Primary (Level 1) Cache and Cache Controller
All modern processors incorporate a small, high-speed cache built right onto the chip. This is designed to hold recently-used data and instructions received from memory. A computer science principle called locality of reference states that if the processor recently referred to a location in memory, it is likely that it will refer to it again in the near future. Using a cache to hold recently used memory values saves the processor from going to memory each time to reload them, thus making the system faster. This provides a significant performance boost, because main memory is much slower than the processor’s cache.
The cache on the processor is called primary (or level 1) because it is the cache closest to the processor. Each time the processor requests information from memory, the cache controller on the chip uses special circuitry to first check if the memory data is already in the cache. If it is, then the system is spared a time consuming access to the main memory. Most computers also use a secondary or level 2 cache, to some of this recently used data that doesn’t fit in the smaller primary cache.
A full explanation of cache principles, the different levels of caching in a PC and caching protocols and technologies, can be found in our Performance Center under processors. The principles of operation of the primary and secondary caches are similar, however the actual technology used for primary and secondary caches is of course different, as are their sizes and speeds.
The typical processor primary cache ranges in size from 8 KB to 256 KB, with larger amounts on the newer processors reaching 2 gigabytes. Older processors (386 class and earlier) have no primary cache at all. The majority of these caches are very fast because they run at the full speed of the processor and are integrated into it.

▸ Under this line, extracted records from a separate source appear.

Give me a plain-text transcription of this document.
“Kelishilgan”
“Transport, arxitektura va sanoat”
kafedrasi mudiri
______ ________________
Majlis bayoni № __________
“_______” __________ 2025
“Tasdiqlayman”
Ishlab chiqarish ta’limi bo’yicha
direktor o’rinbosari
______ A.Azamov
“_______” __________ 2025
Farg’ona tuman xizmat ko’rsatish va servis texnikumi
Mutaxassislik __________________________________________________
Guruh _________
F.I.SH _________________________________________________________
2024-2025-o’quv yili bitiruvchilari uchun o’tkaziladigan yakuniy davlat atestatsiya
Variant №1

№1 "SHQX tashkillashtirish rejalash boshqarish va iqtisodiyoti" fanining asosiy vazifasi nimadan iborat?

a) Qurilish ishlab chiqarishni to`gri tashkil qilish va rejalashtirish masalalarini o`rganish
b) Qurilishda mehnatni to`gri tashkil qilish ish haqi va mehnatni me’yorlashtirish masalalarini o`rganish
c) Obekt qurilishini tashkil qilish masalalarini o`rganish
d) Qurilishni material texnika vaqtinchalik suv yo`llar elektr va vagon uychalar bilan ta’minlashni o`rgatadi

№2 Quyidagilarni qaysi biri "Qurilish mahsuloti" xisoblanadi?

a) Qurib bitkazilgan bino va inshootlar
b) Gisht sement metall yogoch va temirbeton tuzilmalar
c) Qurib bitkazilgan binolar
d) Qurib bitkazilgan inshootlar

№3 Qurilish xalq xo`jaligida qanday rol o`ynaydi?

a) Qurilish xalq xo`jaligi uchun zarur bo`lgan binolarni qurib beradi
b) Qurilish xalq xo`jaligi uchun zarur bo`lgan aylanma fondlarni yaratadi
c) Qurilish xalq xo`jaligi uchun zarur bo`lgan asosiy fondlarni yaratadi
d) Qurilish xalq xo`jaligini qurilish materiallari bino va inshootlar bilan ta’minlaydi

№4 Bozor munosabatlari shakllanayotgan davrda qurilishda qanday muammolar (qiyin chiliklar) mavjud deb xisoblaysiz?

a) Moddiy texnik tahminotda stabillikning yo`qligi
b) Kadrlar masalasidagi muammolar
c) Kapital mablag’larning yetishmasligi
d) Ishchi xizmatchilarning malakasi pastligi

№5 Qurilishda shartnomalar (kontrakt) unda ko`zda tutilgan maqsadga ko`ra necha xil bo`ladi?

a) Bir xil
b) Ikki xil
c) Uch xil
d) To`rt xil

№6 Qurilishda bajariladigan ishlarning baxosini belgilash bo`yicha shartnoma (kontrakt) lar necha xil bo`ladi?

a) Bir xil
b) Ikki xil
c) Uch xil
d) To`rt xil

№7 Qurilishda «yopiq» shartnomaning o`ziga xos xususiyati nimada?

Processors can organize their primary cache in two different ways. Some processors have a single cache with which to handle both command instructions and program data, which is referred to as a unified cache. Some processors have separate data and instruction caches. In some cases the capabilities of the data and instruction caches may be slightly different, as in the Pentium processor. The Pentium data cache can use the write-back write policy, whereas the instruction cache is write-through only. The overall performance difference between integrated and separate primary caches is not significant.

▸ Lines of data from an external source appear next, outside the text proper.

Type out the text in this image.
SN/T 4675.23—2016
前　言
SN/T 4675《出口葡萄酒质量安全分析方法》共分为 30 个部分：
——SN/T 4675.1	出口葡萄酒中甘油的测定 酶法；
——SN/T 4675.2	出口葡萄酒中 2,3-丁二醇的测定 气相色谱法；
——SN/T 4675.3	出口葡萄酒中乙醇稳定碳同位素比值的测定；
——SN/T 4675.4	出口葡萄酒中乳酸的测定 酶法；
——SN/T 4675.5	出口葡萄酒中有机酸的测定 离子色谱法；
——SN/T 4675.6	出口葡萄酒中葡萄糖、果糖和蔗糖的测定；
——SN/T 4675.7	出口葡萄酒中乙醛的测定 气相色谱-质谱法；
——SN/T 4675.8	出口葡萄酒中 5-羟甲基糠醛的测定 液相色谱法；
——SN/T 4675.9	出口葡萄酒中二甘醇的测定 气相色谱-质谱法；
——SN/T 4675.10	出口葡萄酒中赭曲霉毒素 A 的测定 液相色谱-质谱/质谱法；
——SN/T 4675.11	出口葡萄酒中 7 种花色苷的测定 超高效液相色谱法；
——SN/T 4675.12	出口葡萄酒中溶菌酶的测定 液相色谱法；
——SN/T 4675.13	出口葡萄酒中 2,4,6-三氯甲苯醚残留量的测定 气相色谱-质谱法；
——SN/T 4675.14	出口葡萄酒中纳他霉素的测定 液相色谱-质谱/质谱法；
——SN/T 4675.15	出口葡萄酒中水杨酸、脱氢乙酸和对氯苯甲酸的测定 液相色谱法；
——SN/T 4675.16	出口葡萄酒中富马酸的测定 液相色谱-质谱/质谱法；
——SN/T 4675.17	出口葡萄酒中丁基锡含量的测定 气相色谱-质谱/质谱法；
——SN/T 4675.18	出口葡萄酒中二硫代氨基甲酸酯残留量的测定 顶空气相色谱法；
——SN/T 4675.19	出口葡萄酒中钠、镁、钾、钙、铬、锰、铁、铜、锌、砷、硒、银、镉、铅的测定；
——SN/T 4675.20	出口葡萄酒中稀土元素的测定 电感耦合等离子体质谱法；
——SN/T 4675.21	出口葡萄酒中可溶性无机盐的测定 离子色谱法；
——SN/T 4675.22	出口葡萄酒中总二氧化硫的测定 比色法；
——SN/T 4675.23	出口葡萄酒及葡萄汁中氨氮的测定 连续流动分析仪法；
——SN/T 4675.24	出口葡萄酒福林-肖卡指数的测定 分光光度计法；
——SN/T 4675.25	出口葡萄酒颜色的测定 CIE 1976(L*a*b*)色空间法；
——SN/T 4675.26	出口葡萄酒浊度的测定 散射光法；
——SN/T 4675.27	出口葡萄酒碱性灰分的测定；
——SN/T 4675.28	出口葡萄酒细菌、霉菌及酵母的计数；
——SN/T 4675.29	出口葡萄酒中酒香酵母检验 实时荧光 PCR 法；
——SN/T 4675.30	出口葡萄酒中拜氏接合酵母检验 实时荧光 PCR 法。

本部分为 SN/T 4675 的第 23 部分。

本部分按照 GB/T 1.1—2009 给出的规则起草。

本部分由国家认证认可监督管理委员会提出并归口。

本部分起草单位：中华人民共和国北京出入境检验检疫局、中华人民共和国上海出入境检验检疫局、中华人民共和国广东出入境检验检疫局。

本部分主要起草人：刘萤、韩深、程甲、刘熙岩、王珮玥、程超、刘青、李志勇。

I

You may find that a unified cache is also referred to as an integrated cache, however it is not to be confused with the integrated secondary cache of the Pentium Pro and later Pentium II, III and Pentium IV processors. Integrated, in the context of these later processors means that the secondary cache is in the same package as the chip itself.
Diagnosis: It is very unusual for the internal cache to be nonfunctional while the rest of the processor is. This is likely a processor or motherboard problem.
- Troubleshoot the processor by testing it in a known good motherboard. If it functions in another motherboard, then you have narrowed the issue to the socket on the motherboard or the motherboard itself.
- Troubleshooting the motherboard can be difficult at best. If your testing narrows the issue to the motherboard only, replace it.